The prompt was essentially: design a real-time inference serving layer for a large language model. Not "design Twitter" or "design a URL shortener." Actual domain-relevant stuff. They want to see if you've thought about inference at scale, not just generic distributed systems.
What mattered: GPU memory constraints. I wasn't expected to know exact numbers but I needed to show I understood that GPU memory is the bottleneck, not CPU. They pushed on this hard. Batching strategies. Dynamic batching, continuous batching, why naive request-per-call doesn't work at scale. Latency vs throughput tradeoffs. They grilled me on what levers you'd pull if the P99 latency SLA tightened. Caching at the KV-cache level (yes, they went there for a senior loop).

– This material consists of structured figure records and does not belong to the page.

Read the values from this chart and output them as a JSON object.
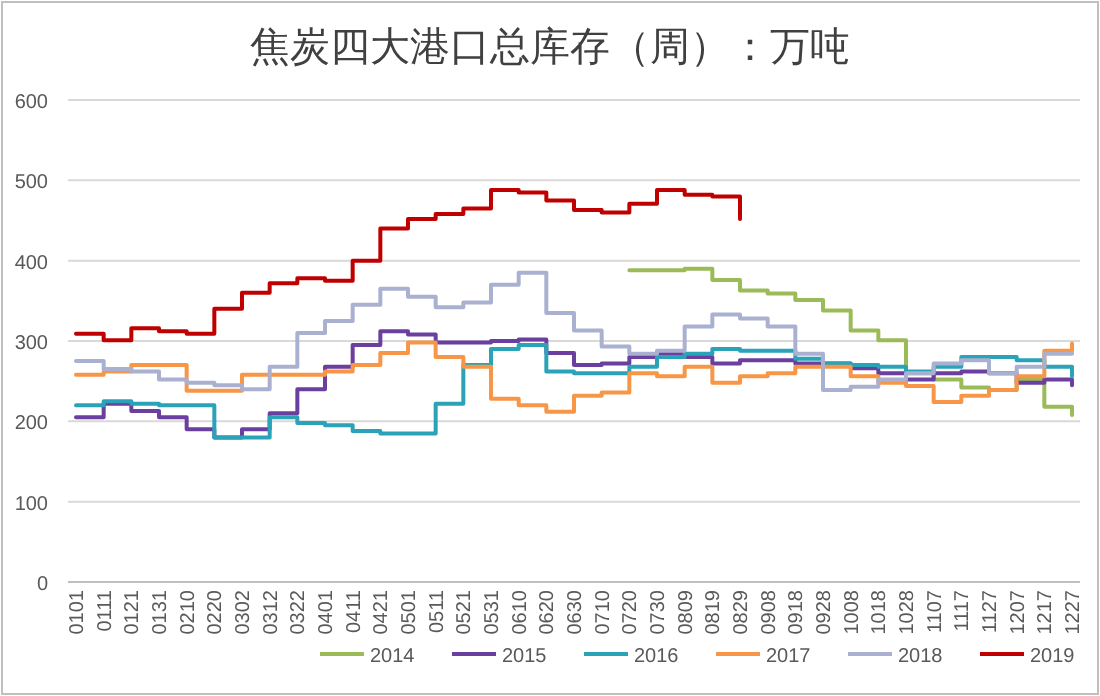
{
  "chart_data": {
    "type": "step",
    "title": "焦炭四大港口总库存（周）：万吨",
    "categories": [
      "0101",
      "0111",
      "0121",
      "0131",
      "0210",
      "0220",
      "0302",
      "0312",
      "0322",
      "0401",
      "0411",
      "0421",
      "0501",
      "0511",
      "0521",
      "0531",
      "0610",
      "0620",
      "0630",
      "0710",
      "0720",
      "0730",
      "0809",
      "0819",
      "0829",
      "0908",
      "0918",
      "0928",
      "1008",
      "1018",
      "1028",
      "1107",
      "1117",
      "1127",
      "1207",
      "1217",
      "1227"
    ],
    "series": [
      {
        "name": "2014",
        "color": "#9bbb59",
        "values": [
          null,
          null,
          null,
          null,
          null,
          null,
          null,
          null,
          null,
          null,
          null,
          null,
          null,
          null,
          null,
          null,
          null,
          null,
          null,
          null,
          388,
          388,
          390,
          376,
          363,
          359,
          351,
          338,
          313,
          301,
          260,
          252,
          242,
          239,
          252,
          218,
          208
        ]
      },
      {
        "name": "2015",
        "color": "#6b3fa0",
        "values": [
          205,
          222,
          213,
          205,
          190,
          180,
          190,
          210,
          240,
          268,
          295,
          312,
          308,
          298,
          298,
          300,
          302,
          285,
          270,
          272,
          280,
          284,
          280,
          272,
          276,
          276,
          272,
          272,
          266,
          260,
          252,
          260,
          262,
          260,
          248,
          252,
          245
        ]
      },
      {
        "name": "2016",
        "color": "#2aa3b8",
        "values": [
          220,
          225,
          222,
          220,
          220,
          180,
          180,
          205,
          198,
          195,
          188,
          185,
          185,
          222,
          270,
          290,
          295,
          262,
          260,
          260,
          268,
          280,
          284,
          290,
          288,
          288,
          278,
          272,
          270,
          268,
          262,
          268,
          280,
          280,
          276,
          268,
          256
        ]
      },
      {
        "name": "2017",
        "color": "#f79646",
        "values": [
          258,
          262,
          270,
          270,
          238,
          238,
          258,
          258,
          258,
          262,
          270,
          285,
          298,
          280,
          268,
          228,
          220,
          212,
          232,
          236,
          260,
          256,
          268,
          248,
          256,
          260,
          268,
          268,
          256,
          248,
          244,
          224,
          232,
          239,
          256,
          288,
          297
        ]
      },
      {
        "name": "2018",
        "color": "#aab0d0",
        "values": [
          275,
          265,
          262,
          252,
          248,
          245,
          240,
          268,
          310,
          325,
          345,
          365,
          355,
          342,
          348,
          370,
          385,
          335,
          313,
          293,
          284,
          288,
          318,
          333,
          328,
          318,
          284,
          239,
          243,
          252,
          260,
          272,
          276,
          260,
          268,
          284,
          285
        ]
      },
      {
        "name": "2019",
        "color": "#c00000",
        "values": [
          309,
          301,
          316,
          312,
          309,
          340,
          360,
          372,
          378,
          375,
          400,
          440,
          452,
          458,
          465,
          488,
          485,
          475,
          463,
          460,
          471,
          488,
          482,
          480,
          452,
          null,
          null,
          null,
          null,
          null,
          null,
          null,
          null,
          null,
          null,
          null,
          null
        ]
      }
    ],
    "ylim": [
      0,
      600
    ],
    "yticks": [
      0,
      100,
      200,
      300,
      400,
      500,
      600
    ],
    "grid": "y",
    "legend": "bottom"
  }
}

Did they expect a perfect answer? No. They explicitly said "there's no right answer" but I noticed the interviewer's energy changed when I mentioned continuous batching vs. static batching. They wanted to see that I'd at least engaged with the problem space.
Format was 50 minutes, one dedicated system design round in the onsite. I had a whiteboard (virtual, excalidraw-style) and shared screen for code snippets when I wanted to show API shapes.
For senior/L5 calibration they seem to care a lot about scope. Can you take an ambiguous prompt and structure it yourself, or do you need them to hand you requirements? That was the meta-skill being tested.
One thing I'd prep: know the difference between model parallelism and tensor parallelism at a high level. I fumbled this a bit and it showed.
Total loop was 4 rounds onsite plus a phone screen before. System design was one of the four onsite slots.